More than 30 disqualified Northern Ireland directors rack up £34m debt over last year
Total of 34 company bosses banned from the boardroom
More than 30 company directors have been banned from Northern Ireland boardrooms in the last year - racking up debts of almost £34m, the Belfast Telegraph can reveal.
During the financial year in 2017/18, a total of 34 company directors received disqualifications, according to the Department for the Economy.
The total liabilities left behind by firms totalled £33.8m, during the period, with an overall deficiency of £16.5m.
But while the debts are significant, the value and number of those being banned from the boardroom has fallen over the last five years. Since 2013, a total of 300 company directors have been handed down bans, racking up debts of £757.4m.
According to official figures, 110 directors were disqualified in 2013/14, with debts of £331.7m.
That huge figure included the Presbyterian Mutual Society Limited, which went under with debts of more than £205m.
And in 2014/15, the total figure stood at 71 directors being disqualified, with total debts of £277.4m.
Those figures included the collapsed property firm Jermon Limited, which had total debt of £199.2m.
In 2016/17, debt levels among companies with directors who were banned for a period of time stood at £86.9m.

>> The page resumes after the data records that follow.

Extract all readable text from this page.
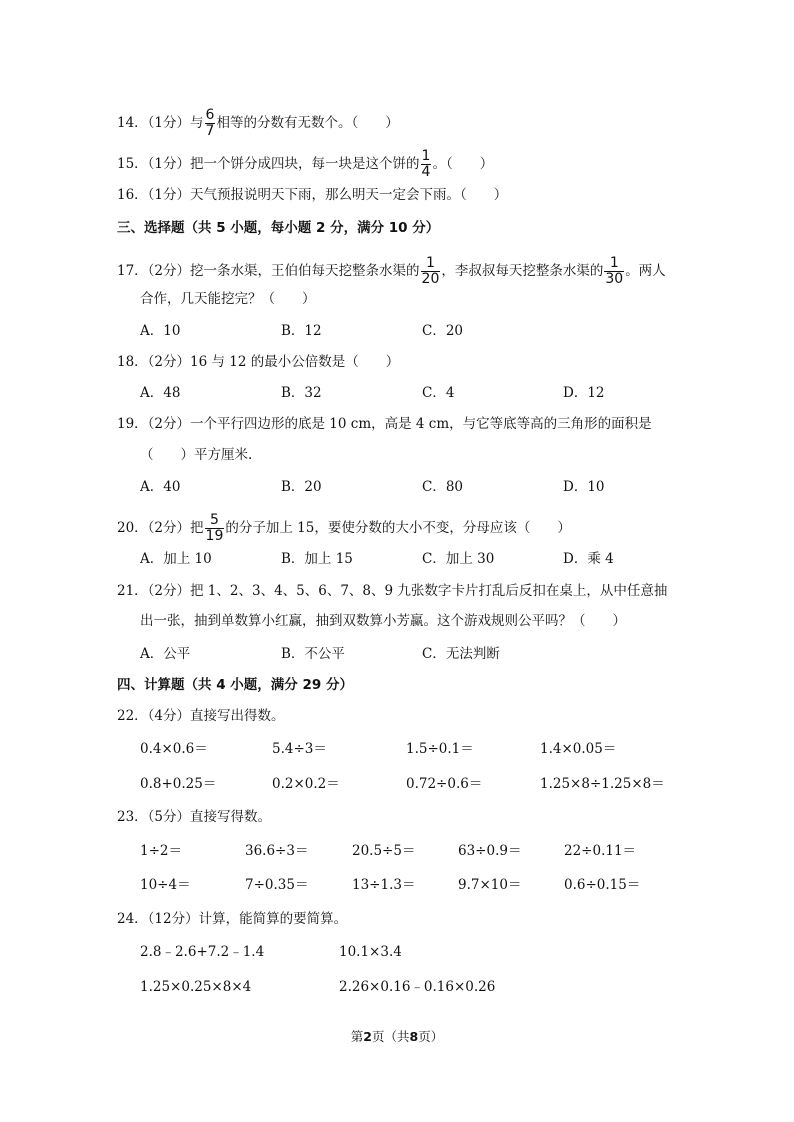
14．（1分）与 $\frac{6}{7}$ 相等的分数有无数个。（　　）
15．（1分）把一个饼分成四块，每一块是这个饼的 $\frac{1}{4}$ 。（　　）
16．（1分）天气预报说明天下雨，那么明天一定会下雨。（　　）
三、选择题（共 5 小题，每小题 2 分，满分 10 分）
17．（2分）挖一条水渠，王伯伯每天挖整条水渠的 $\frac{1}{20}$ ，李叔叔每天挖整条水渠的 $\frac{1}{30}$ 。两人
合作，几天能挖完？（　　）
A．10	B．12	C．20
18．（2分）16 与 12 的最小公倍数是（　　）
A．48	B．32	C．4	D．12
19．（2分）一个平行四边形的底是 10 cm，高是 4 cm，与它等底等高的三角形的面积是
（　　）平方厘米.
A．40	B．20	C．80	D．10
20．（2分）把 $\frac{5}{19}$ 的分子加上 15，要使分数的大小不变，分母应该（　　）
A．加上 10	B．加上 15	C．加上 30	D．乘 4
21．（2分）把 1、2、3、4、5、6、7、8、9 九张数字卡片打乱后反扣在桌上，从中任意抽
出一张，抽到单数算小红赢，抽到双数算小芳赢。这个游戏规则公平吗？（　　）
A．公平	B．不公平	C．无法判断
四、计算题（共 4 小题，满分 29 分）
22．（4分）直接写出得数。
0.4×0.6＝	5.4÷3＝	1.5÷0.1＝	1.4×0.05＝
0.8+0.25＝	0.2×0.2＝	0.72÷0.6＝	1.25×8÷1.25×8＝
23．（5分）直接写得数。
1÷2＝	36.6÷3＝	20.5÷5＝	63÷0.9＝	22÷0.11＝
10÷4＝	7÷0.35＝	13÷1.3＝	9.7×10＝	0.6÷0.15＝
24．（12分）计算，能简算的要简算。
2.8﹣2.6+7.2﹣1.4	10.1×3.4
1.25×0.25×8×4	2.26×0.16﹣0.16×0.26
第2页（共8页）
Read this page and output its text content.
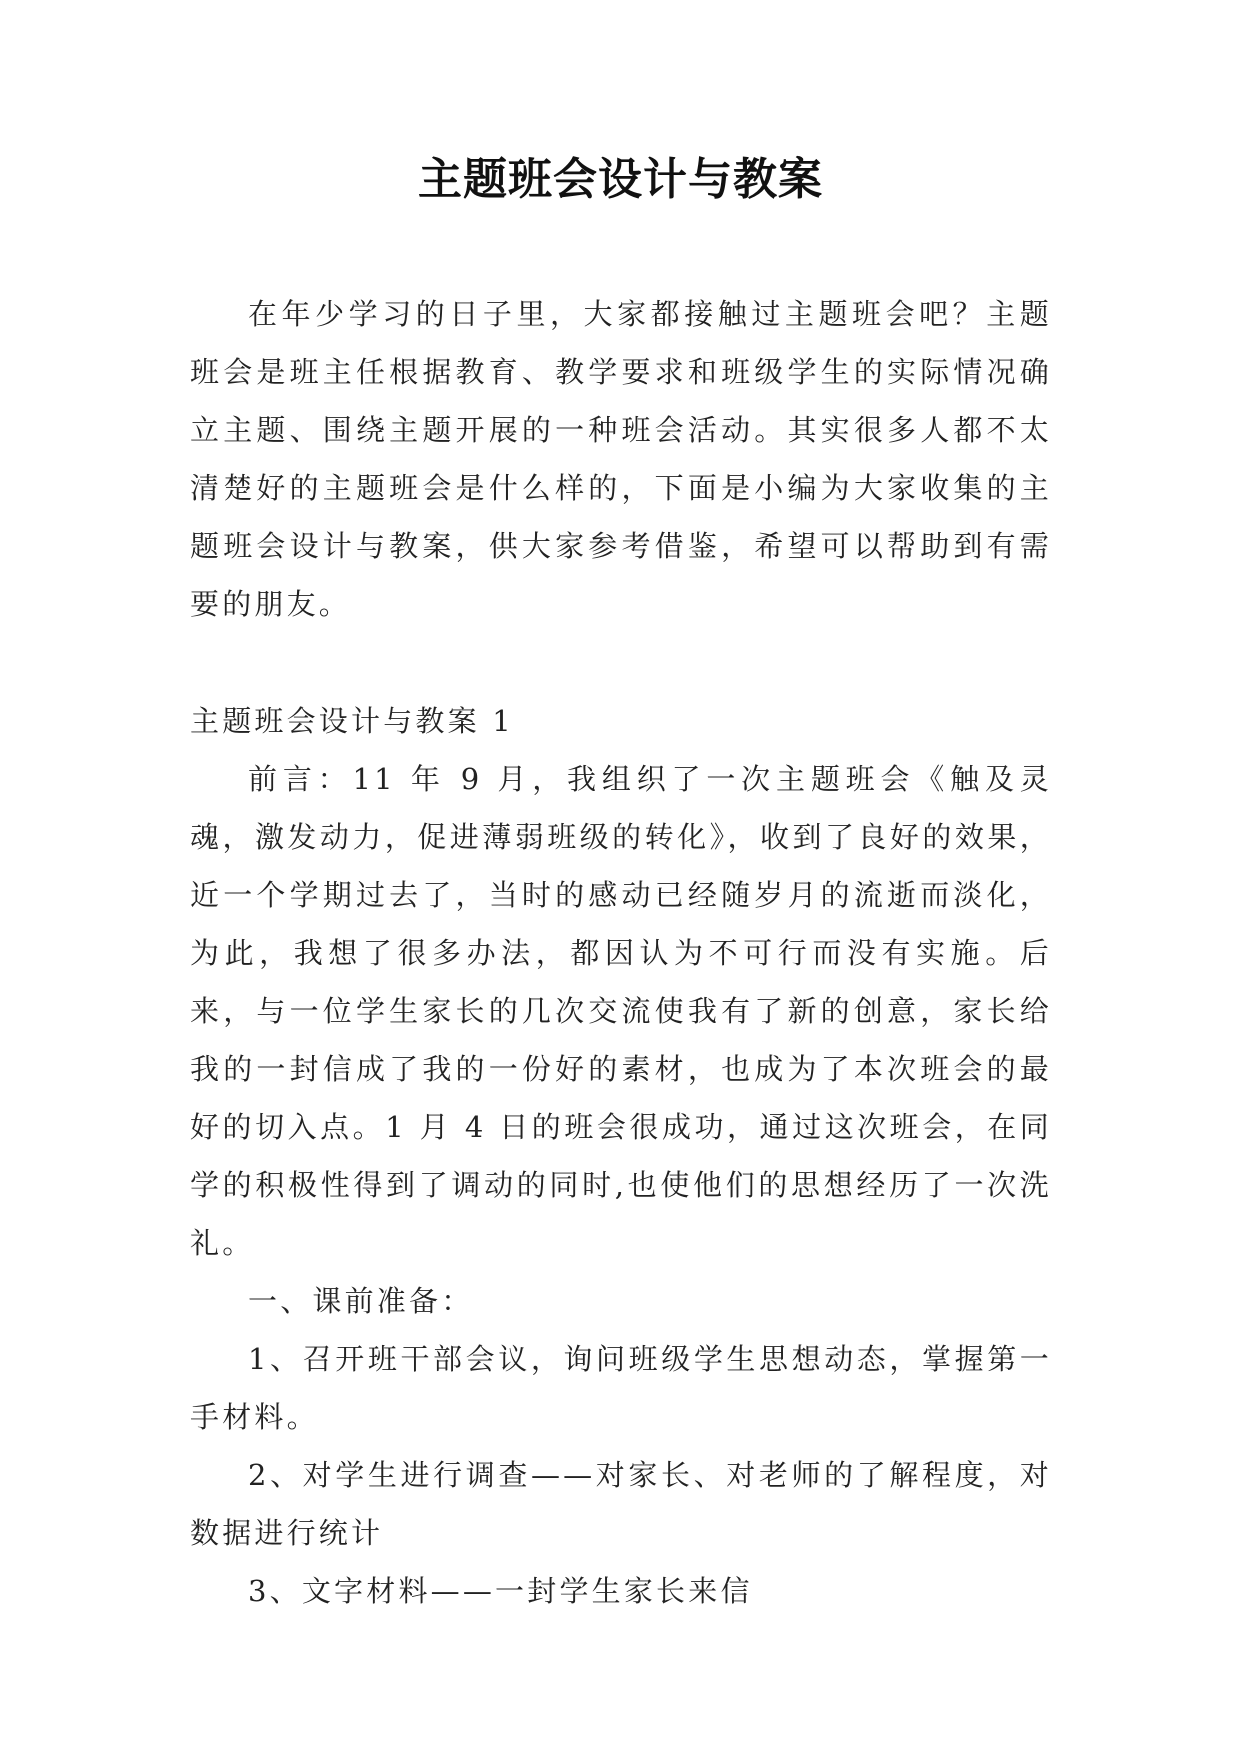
主题班会设计与教案

在年少学习的日子里，大家都接触过主题班会吧？主题班会是班主任根据教育、教学要求和班级学生的实际情况确立主题、围绕主题开展的一种班会活动。其实很多人都不太清楚好的主题班会是什么样的，下面是小编为大家收集的主题班会设计与教案，供大家参考借鉴，希望可以帮助到有需要的朋友。

主题班会设计与教案 1

前言：11 年 9 月，我组织了一次主题班会《触及灵魂，激发动力，促进薄弱班级的转化》，收到了良好的效果，近一个学期过去了，当时的感动已经随岁月的流逝而淡化，为此，我想了很多办法，都因认为不可行而没有实施。后来，与一位学生家长的几次交流使我有了新的创意，家长给我的一封信成了我的一份好的素材，也成为了本次班会的最好的切入点。1 月 4 日的班会很成功，通过这次班会，在同学的积极性得到了调动的同时,也使他们的思想经历了一次洗礼。

一、课前准备：

1、召开班干部会议，询问班级学生思想动态，掌握第一手材料。

2、对学生进行调查——对家长、对老师的了解程度，对数据进行统计

3、文字材料——一封学生家长来信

Some of the director disqualifications in the last financial year included an undertaking from the director of a food, beverages and tobacco retail business. It was received for nine years from Patrick Owen McGrath of Long Island Drive, Newtownards, in respect of his conduct as a director of Carrickglen Retail Ltd.
And the former boss of a metal manufacturing company in Co Armagh was banned from the boardroom for four years.
Ann Parks (77), from Wyncroft Heights in Banbridge, accepted a director’s disqualification for misconduct after Annesborough Engineering in Lurgan went out of business owing around £250,000.
Meanwhile, this year a number of companies have faced administration or liquidation.
That includes outsourcing giant Carillion, which collapsed across the UK, with the Northern Ireland arm following suit.
Last month, the Belfast Telegraph revealed French energy giant Engie is taking on the firm’s Northern Ireland Housing Executive contracts following Carillion’s collapse.
The Housing Executive contracts are worth around £35m a year.
Last year, the Belfast Telegraph revealed that EY was trying to sell off all of Carillion’s business on the island of Ireland, weeks before it went into liquidation.
Carillion employs approximately 500 staff here, with around 230 working for the NI Housing Executive. Across the UK, around 20,000 employees still face an uncertain future.
Carillion has three major maintenance contracts with the Housing Executive here and also has deals with the Ministry of Defence and Power NI.